Hemp cultivation in the U.S. all but ceased when the federal government added marijuana to its list of Class I controlled substances back in the ’70s. That changed with the 2014 Farm Bill that allowed limited cultivation through state pilot programs. The 2018 Farm Bill subsequently broke hemp cultivation wide open by making it legal across the country. But now, the USDA seems to think the future of industrial hemp might be at risk.
To find out exactly what’s going on, the USDA will begin a nationwide acreage and production survey in October 2021. The survey will be conducted among growers across the country in hopes of helping the government understand just where the industry stands at this time.
The USDA says survey data will also help them in their efforts to monitor and administer hemp cultivation. For the record, all growers have to be approved by the USDA in order to cultivate hemp. Some of the states have additional regulations of their own.
Fewer Permits Being Issued
So, what has the USDA so concerned? A drop in the number of permits being issued. As you might expect, permit requests exploded immediately following implementation of the 2018 Farm Bill. Back then, it seemed like just about every agricultural operation in the country was interested in growing hemp. That is no longer the case. Both Washington and the states have seen a measurable drop in permit applications in recent years.
The drop could just be the natural result of a saturated market. Whenever the government grants approval for something so potentially lucrative, interested parties come out of the woodwork. However, they quickly discover that setting up operations is expensive, time-consuming, and fraught with plenty of potential problems. Attrition begins eliminating some of those players over time.
Another potential factor is supply outstripping demand. Prior to the 2018 Farm Bill, manufacturers relying on hemp to make a variety of products imported the plant from elsewhere. Making industrial hemp legal in the U.S. gave them access to cheaper material. Yet the demand for hemp didn’t suddenly spike.
It could be that some growers have discovered that the hemp market isn’t as lucrative as they had anticipated. Some planning to get their permits have changed their minds while others with permits haven’t bothered to renew. If the market isn’t there, continuing to grow hemp is a waste of time.
A Consolidated Market
Part of the USDA’s research is intended to help regulators understand whether or not industrial hemp will eventually become a consolidated market. If it does, Houston-based CedarStoneIndustry would not be surprised. As a manufacturer of marijuana processing and CBD extraction equipment, they say that limited financial resources is the biggest hurdle for small growing operations.

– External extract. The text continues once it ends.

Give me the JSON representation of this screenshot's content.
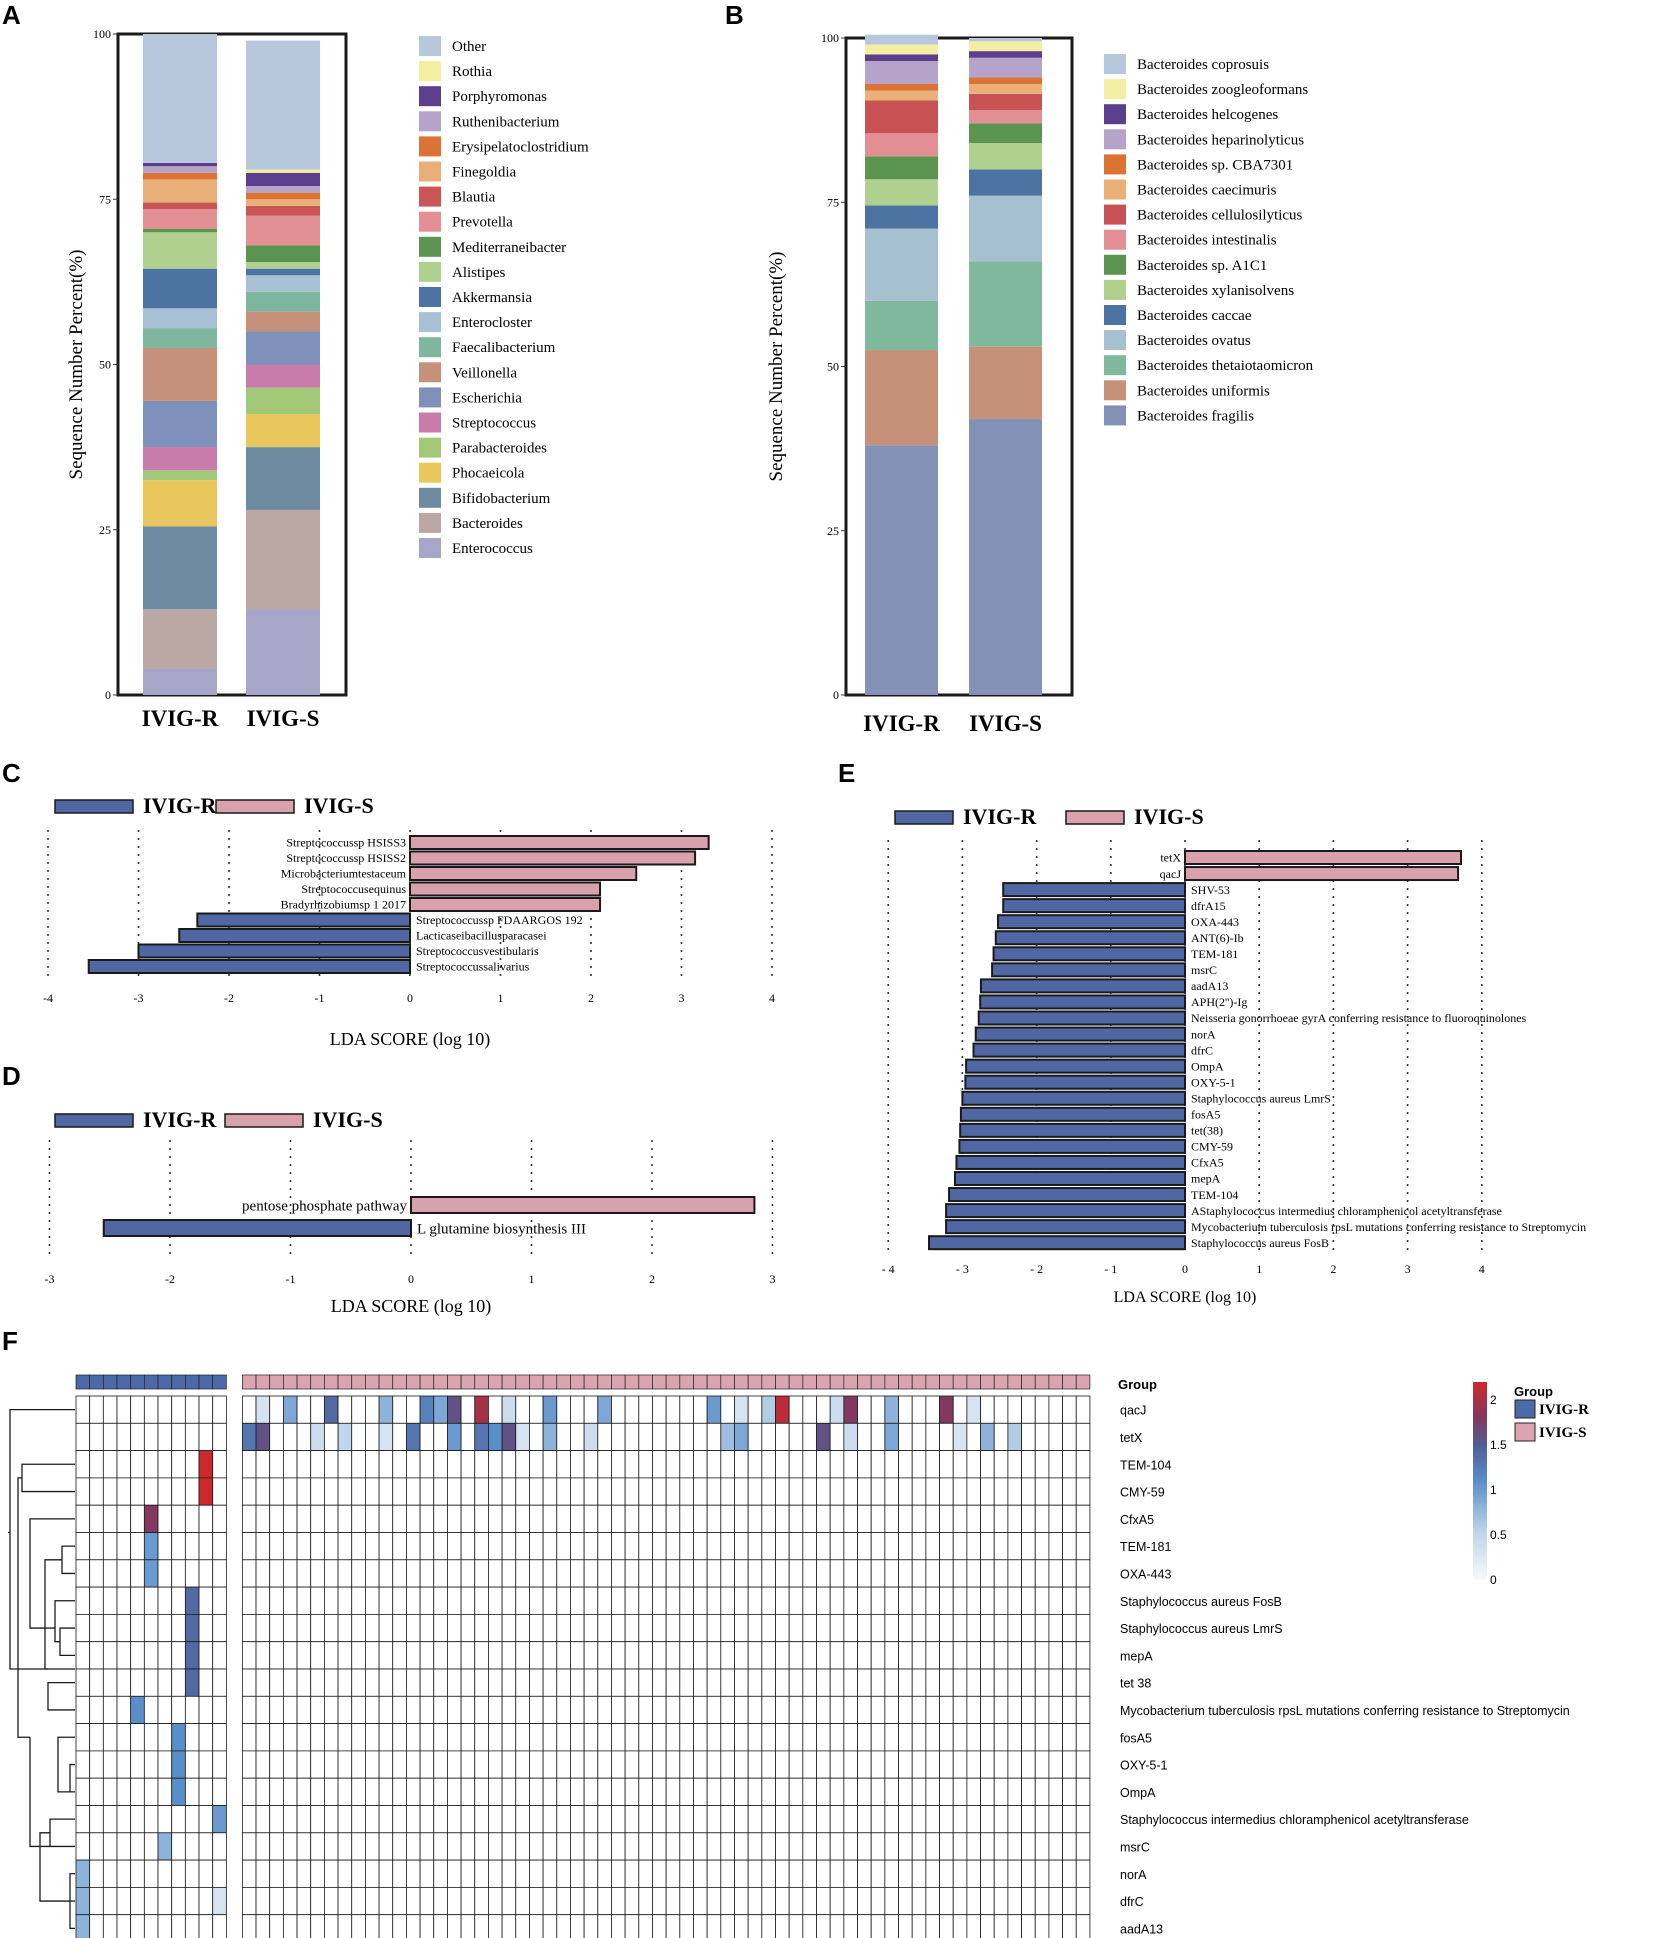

Growers and processors alike have to invest a tremendous amount of money just to get up and running. It could take several years of highly successful crops to recover the investment. A failed crop or two over the first five years could make an operation inviable.
If USDA speculation is correct, hemp cultivation may be consolidated under a small number of corporate players a few years from now. Local growing operations with limited resources may not be able to compete with much larger, corporate enterprises. We are already seeing hints of it in states that allow recreational marijuana.
USDA hemp acreage and production surveys begin going out in October 2021. It will be interesting to see the data they produce. Hemp will continue to be a profitable crop in this country for the foreseeable future. The question is who will grow it.